Dying of Neglect

Over at The Daily Notebook, I keep The Late Films Blogathon going with an edition of The Forgotten tackling a film which is triply a late work: the posthumous project of Max Ophuls, the penultimate film of Jacques Becker, and one of the last movies of star Gerard Philipe.

It shames me to say that in enumerating the many great virtues of this colossally moving piece, I neglected to mention composer Paul Misraki, an underrated fellow who wrote scores for Welles, Godard, Chabrol, Melville… Here, his woozy organ arpeggios take us spiraling down towards oblivion, a dreamy death…

5 Responses to “Dying of Neglect”

  1. david wingrove Says:

    What’s most fascinating about MONTPARNASSE 19 is the way the gorgeous but much-neglected Lilli Palmer almost steals it from such full-blown icons as Gerard Philipe and Anouk Aimee. Not that both of them aren’t marvellous – they are – but Palmer is an especially lovely surprise!

  2. She’s the character most full of contradictions, so she has a lot to work with. I agree she’s an underrated figure — she keeps cropping up here on Shadowplay!

  3. David Boxwell Says:

    I always ponder how Philipe’s career might have evolved with or aganist the New Wave in the 1960s. How would Godard or Truffaut or Rivette have used him? The Vadim version of Liaisons Dangereuses prompts this speculation.

  4. Indeed. I don’t think they’d have any trouble finding ways to use him, or that he would have had any trouble fitting in with them.

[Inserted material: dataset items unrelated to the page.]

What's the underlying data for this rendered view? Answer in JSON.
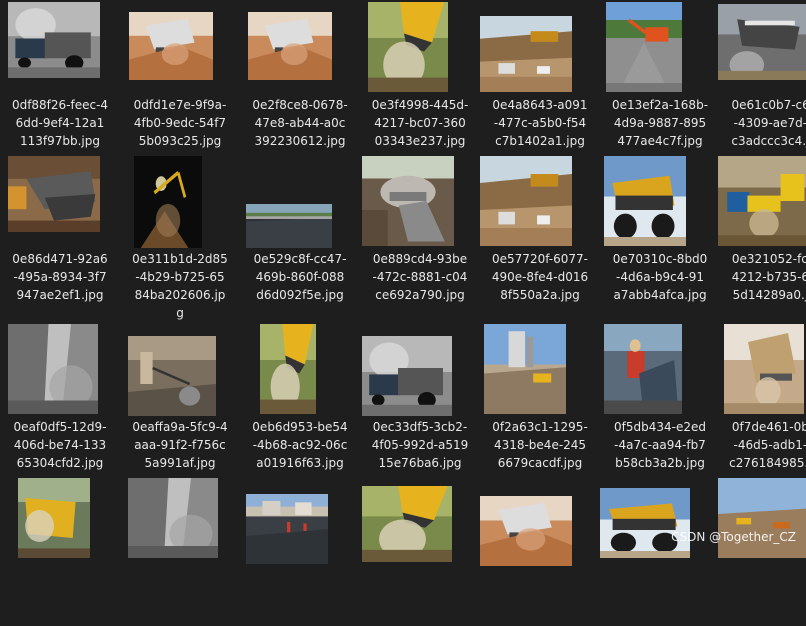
{
  "files": [
    {
      "line1": "0df88f26-feec-4",
      "line2": "6dd-9ef4-12a1",
      "line3": "113f97bb.jpg",
      "theme": "truck-gray"
    },
    {
      "line1": "0dfd1e7e-9f9a-",
      "line2": "4fb0-9edc-54f7",
      "line3": "5b093c25.jpg",
      "theme": "dump-sand"
    },
    {
      "line1": "0e2f8ce8-0678-",
      "line2": "47e8-ab44-a0c",
      "line3": "392230612.jpg",
      "theme": "dump-sand"
    },
    {
      "line1": "0e3f4998-445d-",
      "line2": "4217-bc07-360",
      "line3": "03343e237.jpg",
      "theme": "yellow-dust"
    },
    {
      "line1": "0e4a8643-a091",
      "line2": "-477c-a5b0-f54",
      "line3": "c7b1402a1.jpg",
      "theme": "site-brown"
    },
    {
      "line1": "0e13ef2a-168b-",
      "line2": "4d9a-9887-895",
      "line3": "477ae4c7f.jpg",
      "theme": "excavator-blue"
    },
    {
      "line1": "0e61c0b7-c6ee",
      "line2": "-4309-ae7d-6d",
      "line3": "c3adccc3c4.jpg",
      "theme": "dust-gray"
    },
    {
      "line1": "0e86d471-92a6",
      "line2": "-495a-8934-3f7",
      "line3": "947ae2ef1.jpg",
      "theme": "bucket-dark"
    },
    {
      "line1": "0e311b1d-2d85",
      "line2": "-4b29-b725-65",
      "line3": "84ba202606.jp",
      "line4": "g",
      "theme": "night"
    },
    {
      "line1": "0e529c8f-cc47-",
      "line2": "469b-860f-088",
      "line3": "d6d092f5e.jpg",
      "theme": "road"
    },
    {
      "line1": "0e889cd4-93be",
      "line2": "-472c-8881-c04",
      "line3": "ce692a790.jpg",
      "theme": "mixer"
    },
    {
      "line1": "0e57720f-6077-",
      "line2": "490e-8fe4-d016",
      "line3": "8f550a2a.jpg",
      "theme": "site-brown"
    },
    {
      "line1": "0e70310c-8bd0",
      "line2": "-4d6a-b9c4-91",
      "line3": "a7abb4afca.jpg",
      "theme": "haul-blue"
    },
    {
      "line1": "0e321052-fcf9-",
      "line2": "4212-b735-668",
      "line3": "5d14289a0.jpg",
      "theme": "truck-yellow"
    },
    {
      "line1": "0eaf0df5-12d9-",
      "line2": "406d-be74-133",
      "line3": "65304cfd2.jpg",
      "theme": "chute"
    },
    {
      "line1": "0eaffa9a-5fc9-4",
      "line2": "aaa-91f2-f756c",
      "line3": "5a991af.jpg",
      "theme": "worker"
    },
    {
      "line1": "0eb6d953-be54",
      "line2": "-4b68-ac92-06c",
      "line3": "a01916f63.jpg",
      "theme": "yellow-dust"
    },
    {
      "line1": "0ec33df5-3cb2-",
      "line2": "4f05-992d-a519",
      "line3": "15e76ba6.jpg",
      "theme": "truck-gray"
    },
    {
      "line1": "0f2a63c1-1295-",
      "line2": "4318-be4e-245",
      "line3": "6679cacdf.jpg",
      "theme": "plant"
    },
    {
      "line1": "0f5db434-e2ed",
      "line2": "-4a7c-aa94-fb7",
      "line3": "b58cb3a2b.jpg",
      "theme": "worker-red"
    },
    {
      "line1": "0f7de461-0b90",
      "line2": "-46d5-adb1-b0",
      "line3": "c276184985.jpg",
      "theme": "bucket-light"
    },
    {
      "line1": "",
      "line2": "",
      "line3": "",
      "theme": "truck-yellow2"
    },
    {
      "line1": "",
      "line2": "",
      "line3": "",
      "theme": "chute"
    },
    {
      "line1": "",
      "line2": "",
      "line3": "",
      "theme": "road-people"
    },
    {
      "line1": "",
      "line2": "",
      "line3": "",
      "theme": "yellow-dust"
    },
    {
      "line1": "",
      "line2": "",
      "line3": "",
      "theme": "dump-sand"
    },
    {
      "line1": "",
      "line2": "",
      "line3": "",
      "theme": "haul-blue"
    },
    {
      "line1": "",
      "line2": "",
      "line3": "",
      "theme": "site-sky"
    }
  ],
  "watermark": "CSDN @Together_CZ"
}
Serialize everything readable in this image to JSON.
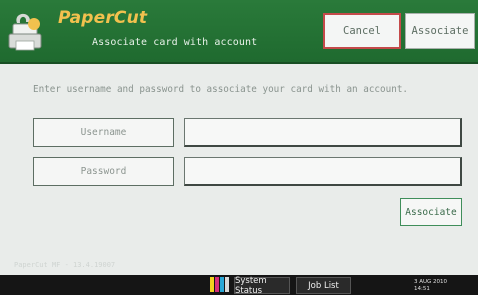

He was politically left-liberal, even if like Godard he came from rightwing roots. And he certainly embraced a variety of styles of cinema during his too-brief career.

    The only barrier might have been some kind of reluctance on the part of the nouvelle vague to work with French stars from earlier, and their initial tendency to feature younger characters.

  5. A very nice piece, David. Before I settled on Curtiz, I was going to post my “Late Show” piece on “Le Trou,” which would have been a nice counterpoint, but I couldn’t get my hands on the Criterion DVD in time, and it’s been far too long to go from memory.